Facebook payera 750 millions de dollars de dommages et intérêts, sans pour autant qu’aucune malversation soit reconnue comme c’est généralement le cas dans ce type d’accord proposé au juge.
Le nombre de personnes concernées par cette affaire équivaut à la population d’un grand pays européen : 87 millions de personnes, pas moins, dont les données personnelles ont été aspirées via le réseau social par Cambridge Analytica, entreprise britannique spécialisée dans le marketing politique. Le groupe Facebook, devenu Meta, a été sanctionné par une amende de 5 milliards de dollars par la FTC (Federal Trade Commission) en juillet 2019 pour manquement à la protection de la vie privée de ses utilisateurs (voir La rem n°52, p.77). En conséquence, Facebook s’est vu contraint de bloquer l’accès aux données de ses utilisateurs par les milliers d’applications susceptibles de les exploiter, ainsi que d’en restreindre l’usage pour les développeurs.
Pour les internautes américains victimes de ce scandale, c’est le 22 décembre 2022 qu’est arrivé enfin à son terme le procès en nom collectif intenté en 2018 à l’encontre de Facebook. Ils réclamaient des dommages et intérêts pour atteinte aux règles de protection de la vie privée. Pour rappel, leurs données ont été collectées et exploitées, sans leur consentement, par une entreprise tierce, en l’occurrence Cambridge Analytica, dans le but d’influencer le vote des électeurs américains, en affinant le ciblage des publicités politiques, durant la campagne présidentielle de 2017 ayant abouti à l’élection de Donald Trump (voir La rem, n°48, p.90).
Fin août 2022, Facebook avait déposé un projet d’accord de principe auprès d’un tribunal de San Francisco, alors même qu’était programmée quelques semaines plus tard, en septembre 2022, une audition devant la justice au sujet de l’affaire Cambridge Analytica pour son patron Mark Zuckerberg et sa directrice générale (démissionnaire) Sheryl Sandberg. « Les 750 millions proposés par l’accord constituent le montant le plus élevé jamais atteint dans un procès en nom collectif sur les données privées et jamais payé par Facebook pour mettre fin [à ce type de poursuite] », argumentent les avocats dans le document remis au tribunal.

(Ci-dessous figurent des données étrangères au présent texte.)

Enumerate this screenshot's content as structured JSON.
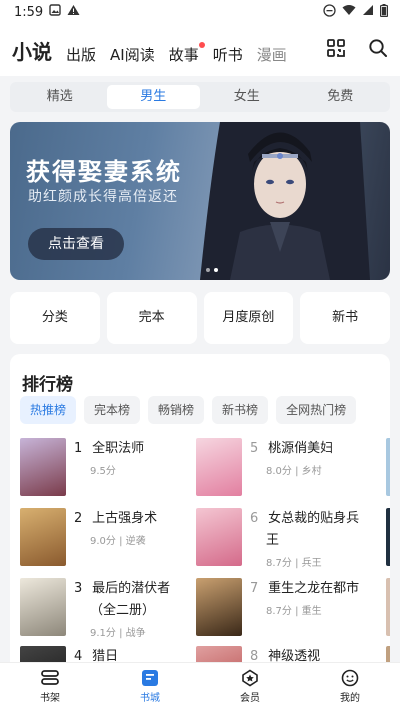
{
  "status": {
    "time": "1:59"
  },
  "top_tabs": [
    {
      "label": "小说",
      "active": true
    },
    {
      "label": "出版"
    },
    {
      "label": "AI阅读"
    },
    {
      "label": "故事",
      "dot": true
    },
    {
      "label": "听书"
    },
    {
      "label": "漫画"
    }
  ],
  "segments": [
    {
      "label": "精选"
    },
    {
      "label": "男生",
      "active": true
    },
    {
      "label": "女生"
    },
    {
      "label": "免费"
    }
  ],
  "banner": {
    "title": "获得娶妻系统",
    "subtitle": "助红颜成长得高倍返还",
    "button": "点击查看"
  },
  "categories": [
    "分类",
    "完本",
    "月度原创",
    "新书"
  ],
  "ranking": {
    "title": "排行榜",
    "chips": [
      {
        "label": "热推榜",
        "active": true
      },
      {
        "label": "完本榜"
      },
      {
        "label": "畅销榜"
      },
      {
        "label": "新书榜"
      },
      {
        "label": "全网热门榜"
      }
    ],
    "left_books": [
      {
        "rank": "1",
        "name": "全职法师",
        "meta": "9.5分",
        "cover": "#7a3b4a"
      },
      {
        "rank": "2",
        "name": "上古强身术",
        "meta": "9.0分 | 逆袭",
        "cover": "#8a5a2e"
      },
      {
        "rank": "3",
        "name": "最后的潜伏者",
        "name2": "（全二册）",
        "meta": "9.1分 | 战争",
        "cover": "#c9c4b8"
      },
      {
        "rank": "4",
        "name": "猎日",
        "meta": "",
        "cover": "#1c1c1c"
      }
    ],
    "right_books": [
      {
        "rank": "5",
        "name": "桃源俏美妇",
        "meta": "8.0分 | 乡村",
        "cover": "#e27fa0"
      },
      {
        "rank": "6",
        "name": "女总裁的贴身兵",
        "name2": "王",
        "meta": "8.7分 | 兵王",
        "cover": "#d46a8a"
      },
      {
        "rank": "7",
        "name": "重生之龙在都市",
        "meta": "8.7分 | 重生",
        "cover": "#6a4a30"
      },
      {
        "rank": "8",
        "name": "神级透视",
        "meta": "",
        "cover": "#b04040"
      }
    ]
  },
  "bottom_nav": [
    {
      "label": "书架",
      "icon": "bookshelf-icon"
    },
    {
      "label": "书城",
      "icon": "bookstore-icon",
      "active": true
    },
    {
      "label": "会员",
      "icon": "member-icon"
    },
    {
      "label": "我的",
      "icon": "profile-icon"
    }
  ]
}
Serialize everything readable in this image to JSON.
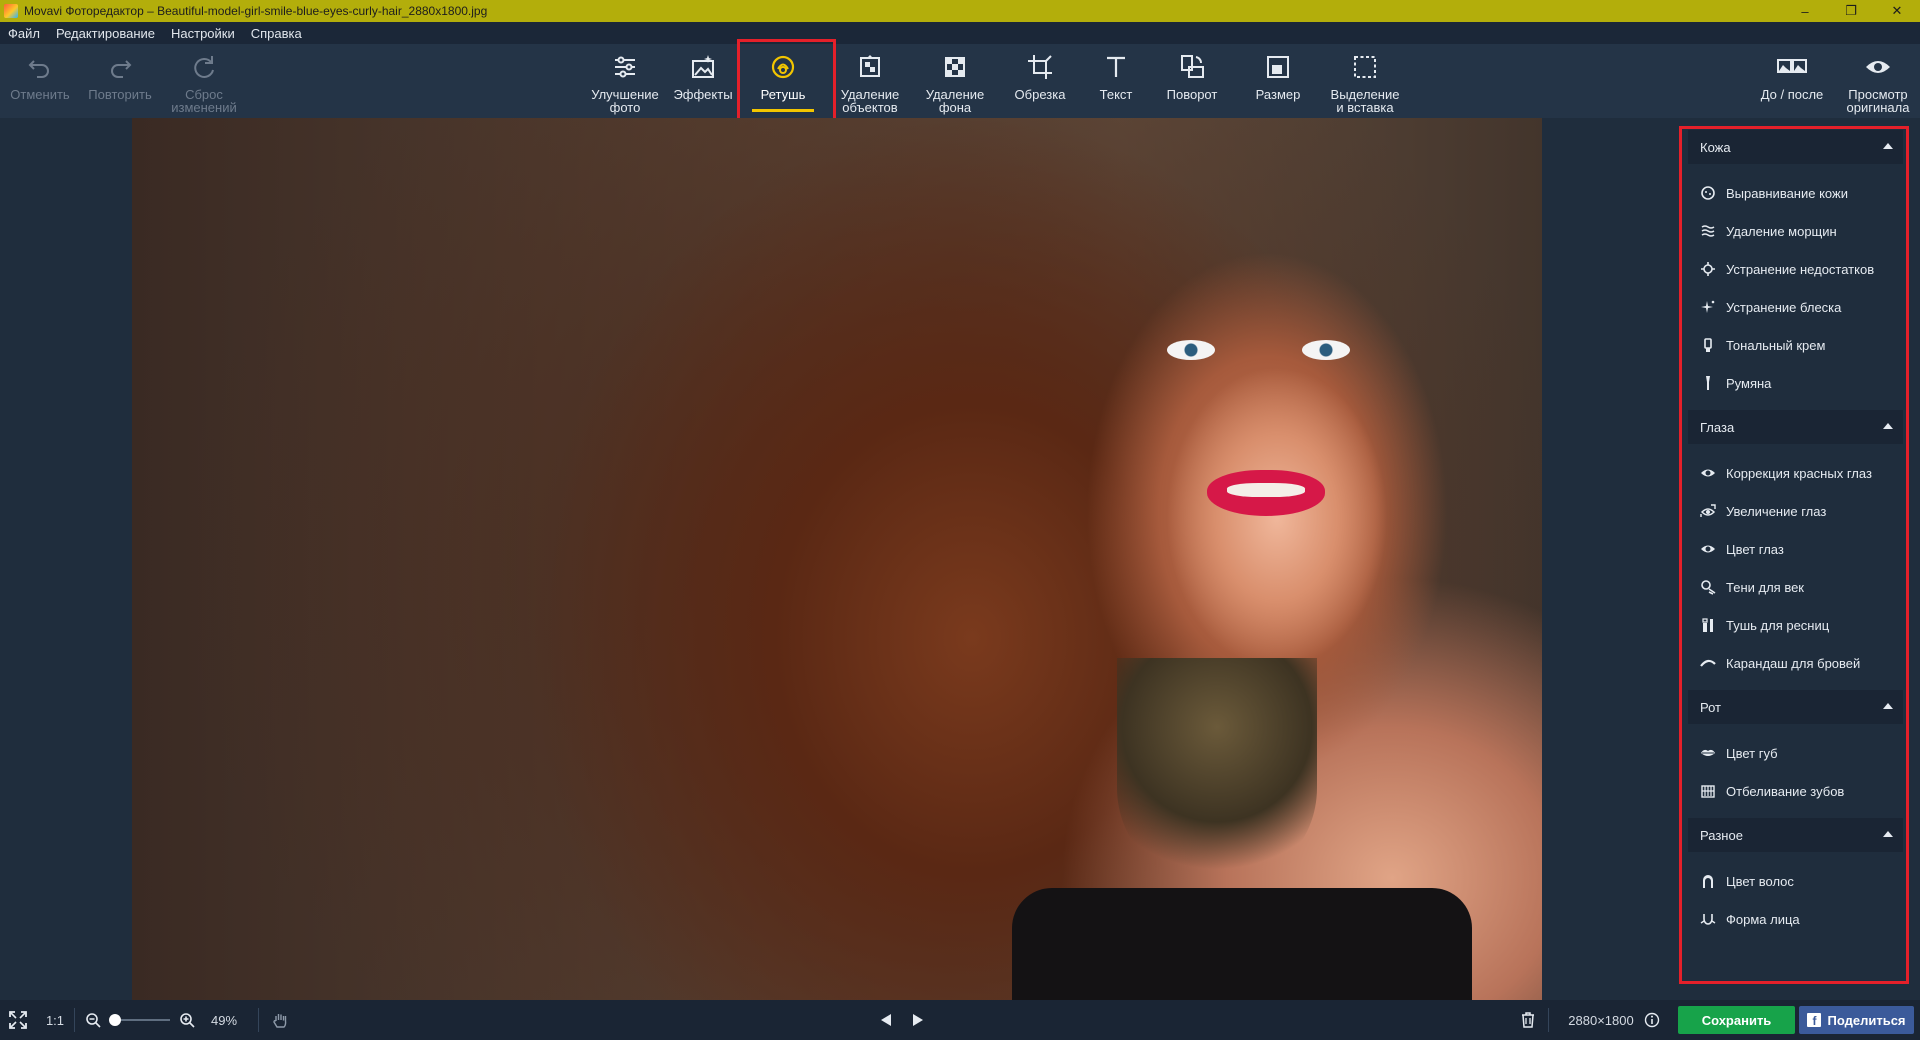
{
  "window": {
    "title": "Movavi Фоторедактор – Beautiful-model-girl-smile-blue-eyes-curly-hair_2880x1800.jpg",
    "controls": [
      "–",
      "❐",
      "✕"
    ]
  },
  "menu": [
    "Файл",
    "Редактирование",
    "Настройки",
    "Справка"
  ],
  "toolbar": {
    "left": [
      {
        "label": "Отменить",
        "icon": "undo-icon",
        "enabled": false
      },
      {
        "label": "Повторить",
        "icon": "redo-icon",
        "enabled": false
      },
      {
        "label": "Сброс\nизменений",
        "icon": "reset-icon",
        "enabled": false
      }
    ],
    "tools": [
      {
        "label": "Улучшение\nфото",
        "icon": "sliders-icon"
      },
      {
        "label": "Эффекты",
        "icon": "effects-icon"
      },
      {
        "label": "Ретушь",
        "icon": "retouch-icon",
        "active": true
      },
      {
        "label": "Удаление\nобъектов",
        "icon": "object-removal-icon"
      },
      {
        "label": "Удаление\nфона",
        "icon": "background-removal-icon"
      },
      {
        "label": "Обрезка",
        "icon": "crop-icon"
      },
      {
        "label": "Текст",
        "icon": "text-icon"
      },
      {
        "label": "Поворот",
        "icon": "rotate-icon"
      },
      {
        "label": "Размер",
        "icon": "resize-icon"
      },
      {
        "label": "Выделение\nи вставка",
        "icon": "select-paste-icon"
      }
    ],
    "right": [
      {
        "label": "До / после",
        "icon": "before-after-icon"
      },
      {
        "label": "Просмотр\nоригинала",
        "icon": "eye-icon"
      }
    ],
    "accent_color": "#f2c500"
  },
  "panel": {
    "sections": [
      {
        "title": "Кожа",
        "items": [
          {
            "label": "Выравнивание кожи",
            "icon": "skin-smoothing-icon"
          },
          {
            "label": "Удаление морщин",
            "icon": "wrinkle-icon"
          },
          {
            "label": "Устранение недостатков",
            "icon": "blemish-icon"
          },
          {
            "label": "Устранение блеска",
            "icon": "shine-icon"
          },
          {
            "label": "Тональный крем",
            "icon": "foundation-icon"
          },
          {
            "label": "Румяна",
            "icon": "blush-icon"
          }
        ]
      },
      {
        "title": "Глаза",
        "items": [
          {
            "label": "Коррекция красных глаз",
            "icon": "red-eye-icon"
          },
          {
            "label": "Увеличение глаз",
            "icon": "eye-enlarge-icon"
          },
          {
            "label": "Цвет глаз",
            "icon": "eye-color-icon"
          },
          {
            "label": "Тени для век",
            "icon": "eyeshadow-icon"
          },
          {
            "label": "Тушь для ресниц",
            "icon": "mascara-icon"
          },
          {
            "label": "Карандаш для бровей",
            "icon": "eyebrow-icon"
          }
        ]
      },
      {
        "title": "Рот",
        "items": [
          {
            "label": "Цвет губ",
            "icon": "lips-icon"
          },
          {
            "label": "Отбеливание зубов",
            "icon": "teeth-icon"
          }
        ]
      },
      {
        "title": "Разное",
        "items": [
          {
            "label": "Цвет волос",
            "icon": "hair-icon"
          },
          {
            "label": "Форма лица",
            "icon": "face-shape-icon"
          }
        ]
      }
    ]
  },
  "status": {
    "ratio": "1:1",
    "zoom": "49%",
    "zoom_fraction": 0.05,
    "dimensions": "2880×1800",
    "save": "Сохранить",
    "share": "Поделиться",
    "fb_glyph": "f"
  }
}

Aux membres du Congrès en 2019, Mark Zuckerberg disait avoir été informé du problème par la presse, avant de déclarer sous serment devant l’organisme fédéral de contrôle des marchés financiers (SEC – Securities and Exchange Commission) qu’il avait en fait eu connaissance, en 2017, du danger lié à l’activité de Cambridge Analytica.
À partir de septembre 2021, les « Facebook Files », des milliers de documents internes livrés à la presse par une ancienne employée du réseau social, Frances Haugen, dévoilent les pratiques nuisibles du réseaux social liées notamment à une absence délibérée de modération des contenus. Le scandale Cambridge Analytica est alors apparu comme la partie émergée de l’iceberg.